Legislative leaders making budget crisis worse by inaction

By Dave Lister
Guest Columnist for The Oregonian

Imagine your boss calls you in one day and tells you that, due to the recession, all employees are going to have to take a 10 percent across-the-board cut in pay. Imagine that you then go home and draft a letter to your mortgage holder, your telephone provider, your electricity provider, your home heating provider and your cable company telling them that, until further notice, you will be short-changing their monthly bills by 10 percent. Sound ridiculous? Of course it does. Faced with that situation, you’d have to prioritize. Short-changing your mortgage is not an option. Your utility bills have to be paid in full. What you’d do — and what many of us have done — is forgo vacation, or dine out less often, or drop the premium channels on your cable bill, or maybe even drop the cable altogether. You’d go through your budget, item by item, and you’d prioritize.

Unfortunately, Gov. Ted Kulongoski and the Democratic leadership in Salem have turned their back on that simple fiscal discipline. After discovering the state budget is once again coming up short, this time by nearly $600 million, they’ve chosen not to prioritize.

Rather than call a special session of the Legislature to examine priorities and do what any average wage-earner would do when confronted with a salary cut, the governor has simply instructed all state departments to cut their budgets by 9 percent. In effect he’s chosen to deal with the problem with a meat axe instead of a scalpel. By doing so the governor and the legislative leadership have ensured that the greatest number of Oregonians will feel the pain. The decision seems lazy and foolish, perhaps even intentionally so.

State Rep. Scott Bruun, a Republican who will be challenging Democratic U.S. Rep. Kurt Schrader in November in the Fifth Congressional District, sees it as an abrogation of responsibility.

“The governor can, and should, call us into special session,” Bruun said. “This is, after all, a matter of priorities. We have to be honest with ourselves and acknowledge that not all government services are equal. When we treat them equally, and cut them equally, we are not only hurting the taxpayers, but are failing to do our duty to them.”

State Rep. Matt Wingard agrees.

“I don’t think most Oregonians would look at all the state’s budget items as having equal priority,” Wingard said. “Why would we cut funding for schools and services for our most vulnerable citizens while still providing tax credits for solar panels and windmills?”

I asked Bruun why the Democratic leadership is opposing a special session.

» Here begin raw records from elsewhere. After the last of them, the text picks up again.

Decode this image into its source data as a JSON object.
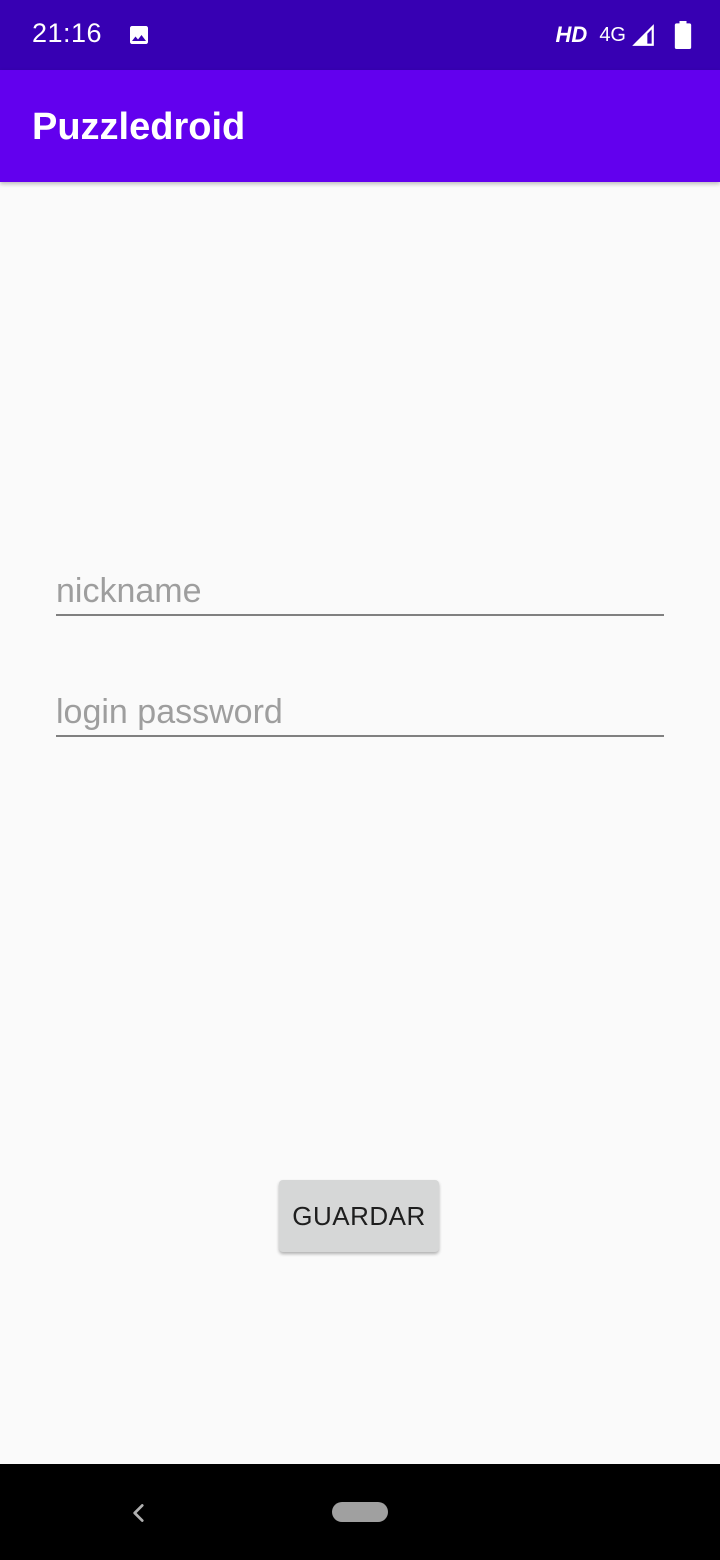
{
  "status_bar": {
    "time": "21:16",
    "hd_label": "HD",
    "network_label": "4G",
    "icons": [
      "image-icon",
      "signal-icon",
      "battery-icon"
    ]
  },
  "app_bar": {
    "title": "Puzzledroid"
  },
  "form": {
    "nickname_placeholder": "nickname",
    "password_placeholder": "login password",
    "save_label": "GUARDAR"
  },
  "nav_bar": {
    "icons": [
      "back-icon",
      "home-pill"
    ]
  },
  "colors": {
    "status_bar": "#3700b3",
    "app_bar": "#6200ee",
    "background": "#fafafa",
    "button": "#d6d7d7"
  }
}
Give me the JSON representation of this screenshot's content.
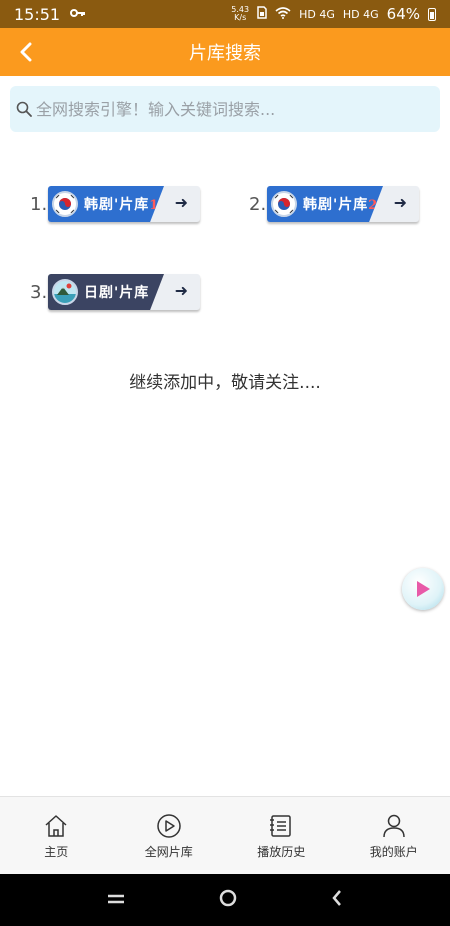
{
  "status_bar": {
    "time": "15:51",
    "net_speed_value": "5.43",
    "net_speed_unit": "K/s",
    "signal1_label": "HD",
    "signal1_type": "4G",
    "signal2_label": "HD",
    "signal2_type": "4G",
    "battery_percent": "64%"
  },
  "app_bar": {
    "title": "片库搜索",
    "back_icon": "chevron-left-icon"
  },
  "search": {
    "placeholder": "全网搜索引擎！输入关键词搜索...",
    "icon": "search-icon"
  },
  "libraries": [
    {
      "index": "1.",
      "label": "韩剧'片库",
      "badge": "1",
      "flag": "korea-flag-icon"
    },
    {
      "index": "2.",
      "label": "韩剧'片库",
      "badge": "2",
      "flag": "korea-flag-icon"
    },
    {
      "index": "3.",
      "label": "日剧'片库",
      "badge": "",
      "flag": "japan-scenery-icon"
    }
  ],
  "notice": "继续添加中，敬请关注....",
  "bottom_nav": [
    {
      "label": "主页",
      "icon": "home-icon"
    },
    {
      "label": "全网片库",
      "icon": "play-circle-icon"
    },
    {
      "label": "播放历史",
      "icon": "history-list-icon"
    },
    {
      "label": "我的账户",
      "icon": "user-icon"
    }
  ],
  "colors": {
    "app_bar": "#fb9a1e",
    "status_bar": "#8a5a10",
    "search_bg": "#e4f5fb",
    "lib_blue": "#2e6fcf",
    "lib_dark": "#3b4462"
  }
}
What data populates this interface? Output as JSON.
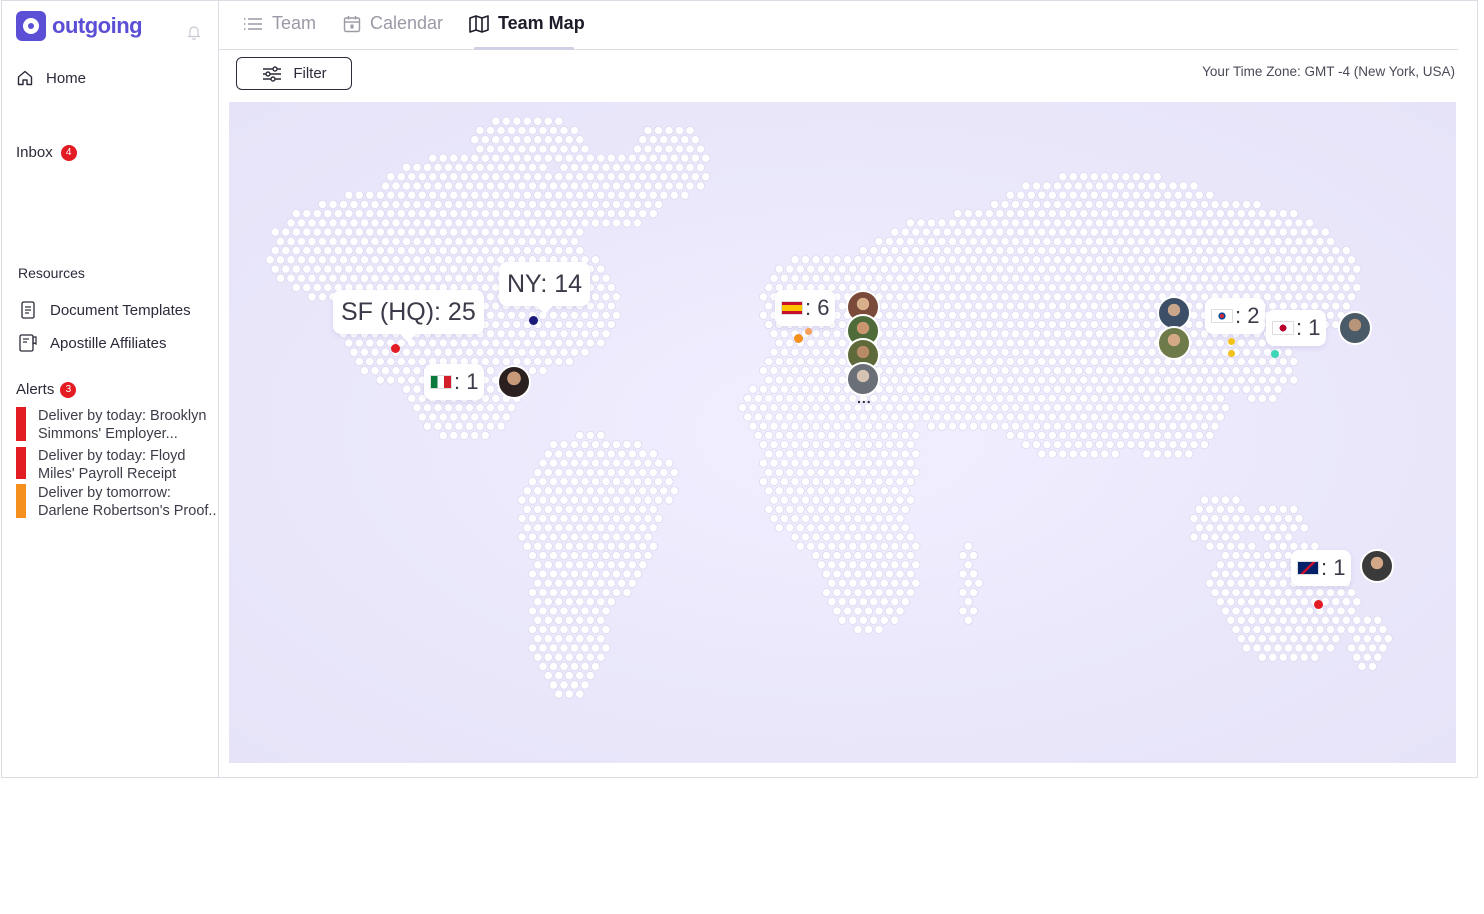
{
  "app": {
    "brand": "outgoing"
  },
  "sidebar": {
    "home_label": "Home",
    "inbox_label": "Inbox",
    "inbox_count": "4",
    "resources_title": "Resources",
    "resources": [
      {
        "label": "Document Templates",
        "icon": "document-icon"
      },
      {
        "label": "Apostille Affiliates",
        "icon": "certificate-icon"
      }
    ],
    "alerts_title": "Alerts",
    "alerts_count": "3",
    "alerts": [
      {
        "line1": "Deliver by today: Brooklyn",
        "line2": "Simmons' Employer...",
        "color": "#e31b23"
      },
      {
        "line1": "Deliver by today: Floyd",
        "line2": "Miles' Payroll Receipt",
        "color": "#e31b23"
      },
      {
        "line1": "Deliver by tomorrow:",
        "line2": "Darlene Robertson's Proof...",
        "color": "#f5901f"
      }
    ]
  },
  "tabs": [
    {
      "label": "Team",
      "icon": "list-icon",
      "active": false
    },
    {
      "label": "Calendar",
      "icon": "calendar-icon",
      "active": false
    },
    {
      "label": "Team Map",
      "icon": "map-icon",
      "active": true
    }
  ],
  "toolbar": {
    "filter_label": "Filter",
    "timezone": "Your Time Zone: GMT -4 (New York, USA)"
  },
  "map": {
    "locations": [
      {
        "label": "SF (HQ): 25",
        "dot_color": "#e31b23"
      },
      {
        "label": "NY: 14",
        "dot_color": "#1a1a7a"
      },
      {
        "flag": "mexico-flag",
        "count": ": 1",
        "dot_color": ""
      },
      {
        "flag": "spain-flag",
        "count": ": 6",
        "dot_color": "#f5901f"
      },
      {
        "flag": "south-korea-flag",
        "count": ": 2",
        "dot_color": "#f2c21b"
      },
      {
        "flag": "japan-flag",
        "count": ": 1",
        "dot_color": "#3fd6b8"
      },
      {
        "flag": "australia-flag",
        "count": ": 1",
        "dot_color": "#e31b23"
      }
    ],
    "more_label": "..."
  }
}
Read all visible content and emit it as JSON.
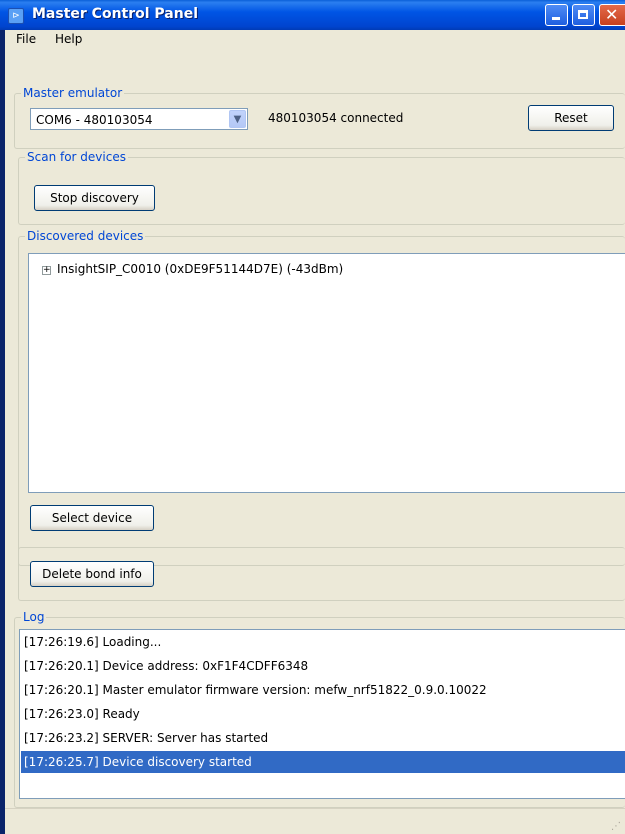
{
  "window": {
    "title": "Master Control Panel"
  },
  "menu": {
    "file": "File",
    "help": "Help"
  },
  "master_emulator": {
    "legend": "Master emulator",
    "port_selected": "COM6 - 480103054",
    "status": "480103054 connected",
    "reset_label": "Reset"
  },
  "scan": {
    "legend": "Scan for devices",
    "stop_label": "Stop discovery"
  },
  "discovered": {
    "legend": "Discovered devices",
    "devices": [
      "InsightSIP_C0010 (0xDE9F51144D7E) (-43dBm)"
    ],
    "select_label": "Select device"
  },
  "bond": {
    "delete_label": "Delete bond info"
  },
  "log": {
    "legend": "Log",
    "entries": [
      "[17:26:19.6] Loading...",
      "[17:26:20.1] Device address: 0xF1F4CDFF6348",
      "[17:26:20.1] Master emulator firmware version: mefw_nrf51822_0.9.0.10022",
      "[17:26:23.0] Ready",
      "[17:26:23.2] SERVER: Server has started",
      "[17:26:25.7] Device discovery started"
    ]
  },
  "icons": {
    "expander": "plus-box-icon",
    "dropdown": "chevron-down-icon"
  }
}
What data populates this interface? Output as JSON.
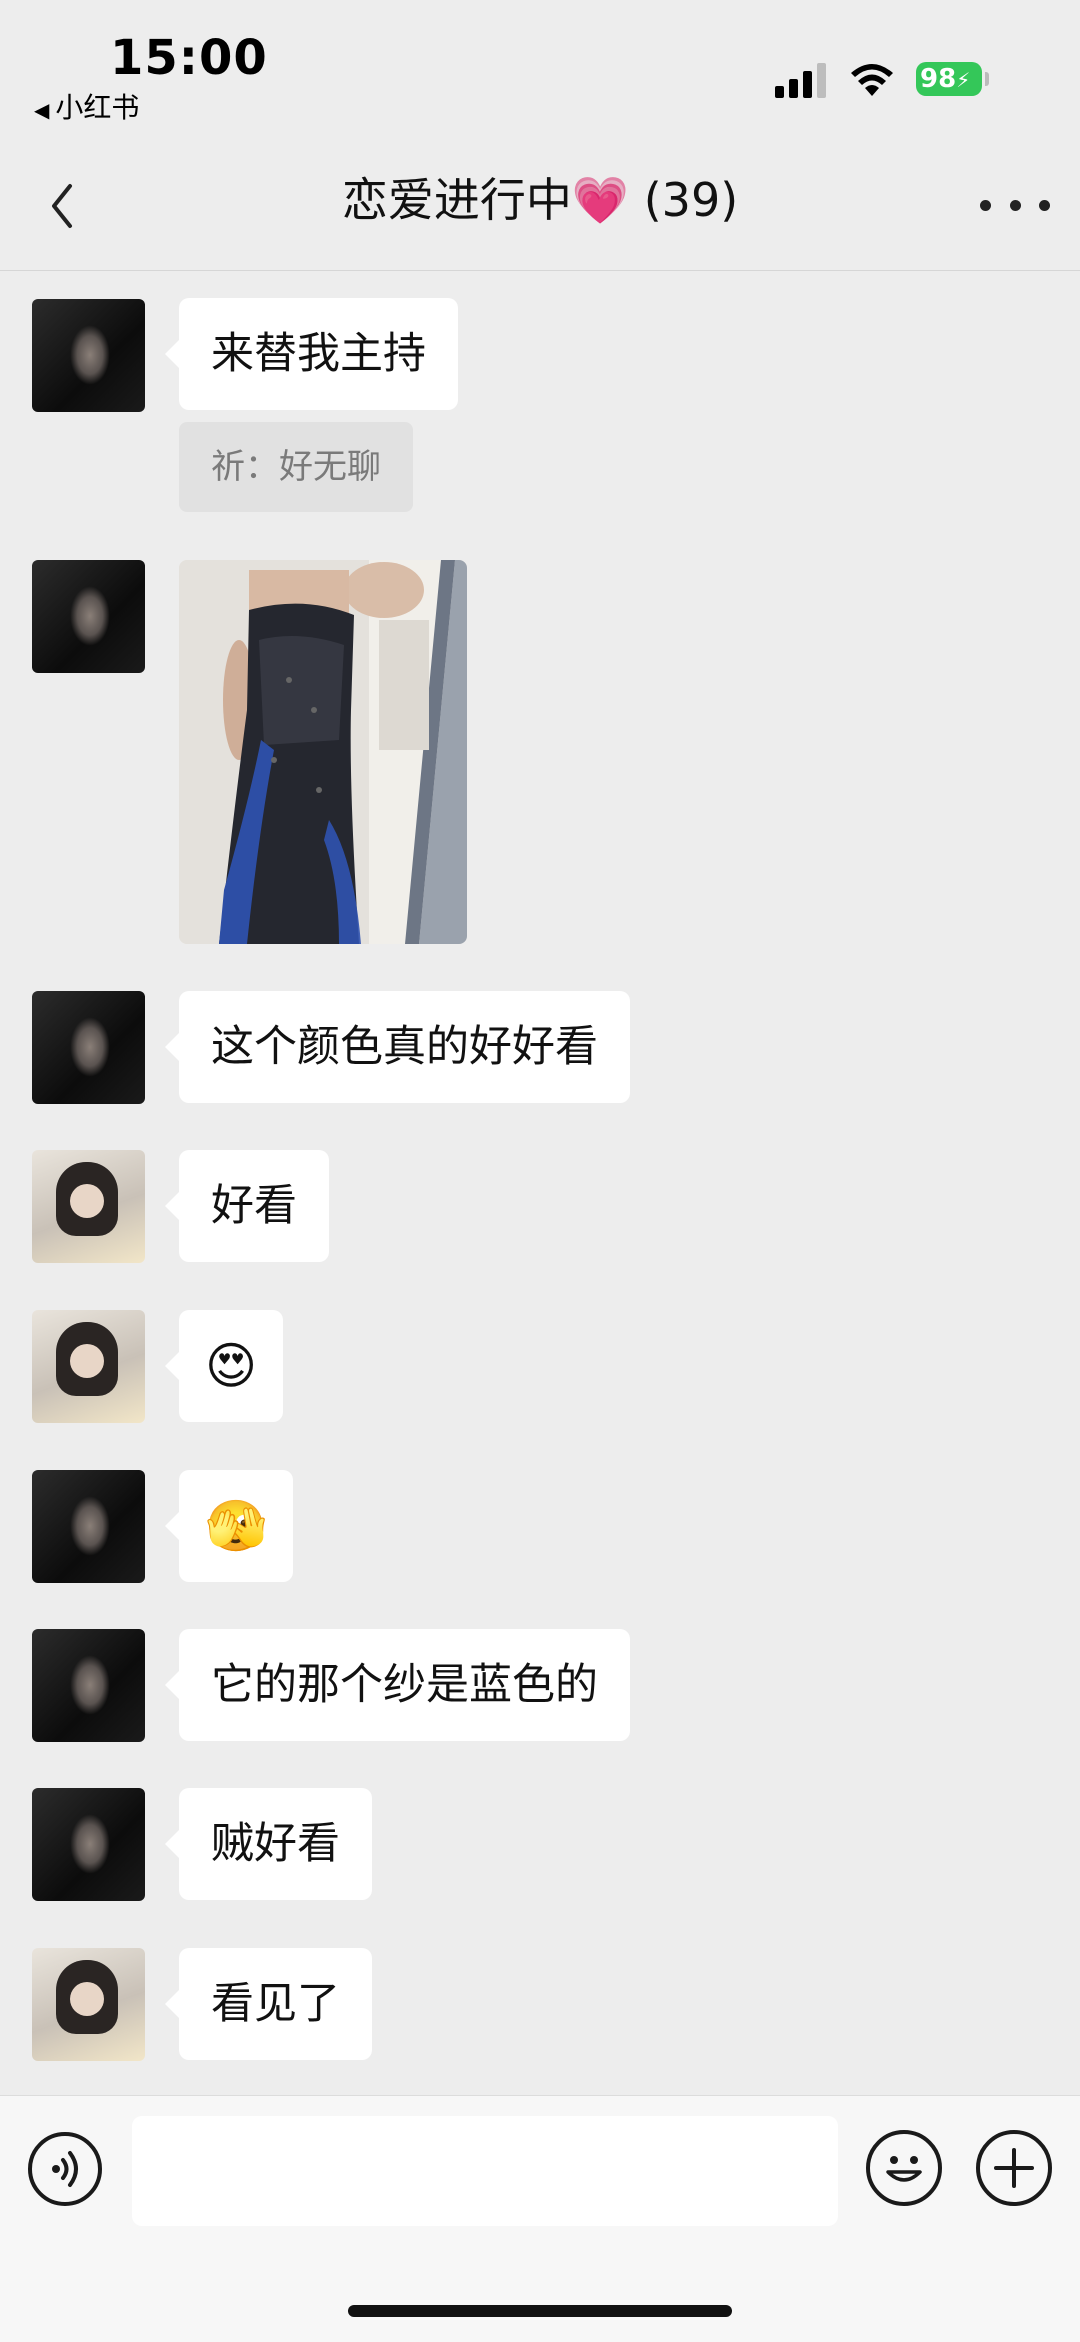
{
  "status_bar": {
    "time": "15:00",
    "back_app": "小红书",
    "battery": "98"
  },
  "nav": {
    "title": "恋爱进行中",
    "title_emoji": "💗",
    "member_count": "(39)"
  },
  "messages": [
    {
      "text": "来替我主持",
      "quote": "祈：好无聊"
    },
    {
      "image": "dress-photo"
    },
    {
      "text": "这个颜色真的好好看"
    },
    {
      "text": "好看"
    },
    {
      "text": "😍"
    },
    {
      "text": "🫣"
    },
    {
      "text": "它的那个纱是蓝色的"
    },
    {
      "text": "贼好看"
    },
    {
      "text": "看见了"
    }
  ],
  "input_bar": {
    "placeholder": ""
  },
  "colors": {
    "background": "#ededed",
    "bubble": "#ffffff",
    "quote": "#e1e1e1",
    "battery": "#34c759"
  }
}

“I think they are avoiding responsibility during this midterm cycle,” he replied, “and they are holding out for another federal bailout.”

Of course, nearly all the states in the country are in financial trouble, and nearly all are hoping for federal bailouts. But do we really want the nation to add trillions more to our Bank of China credit card in order to fund cultural trusts and green-energy initiatives at the same level as schools and public safety? I don’t think so.

The final irony is that Oregon taxpayers were recently convinced that approving tax Measures 66 and 67 would solve our budget woes. I, for one, am not surprised they didn’t. We’ve raised tobacco taxes and tobacco tax revenue has gone down. Why would we think increased business taxes wouldn’t cause business tax revenue to go down?

The governor said he didn’t want to call a special session because it would result in partisan wrangling. He’s right. But when has there been a better time to wrangle over our state’s spending priorities?

Dave Lister is a small-business owner who served on Portland’s Small Business Advisory Council.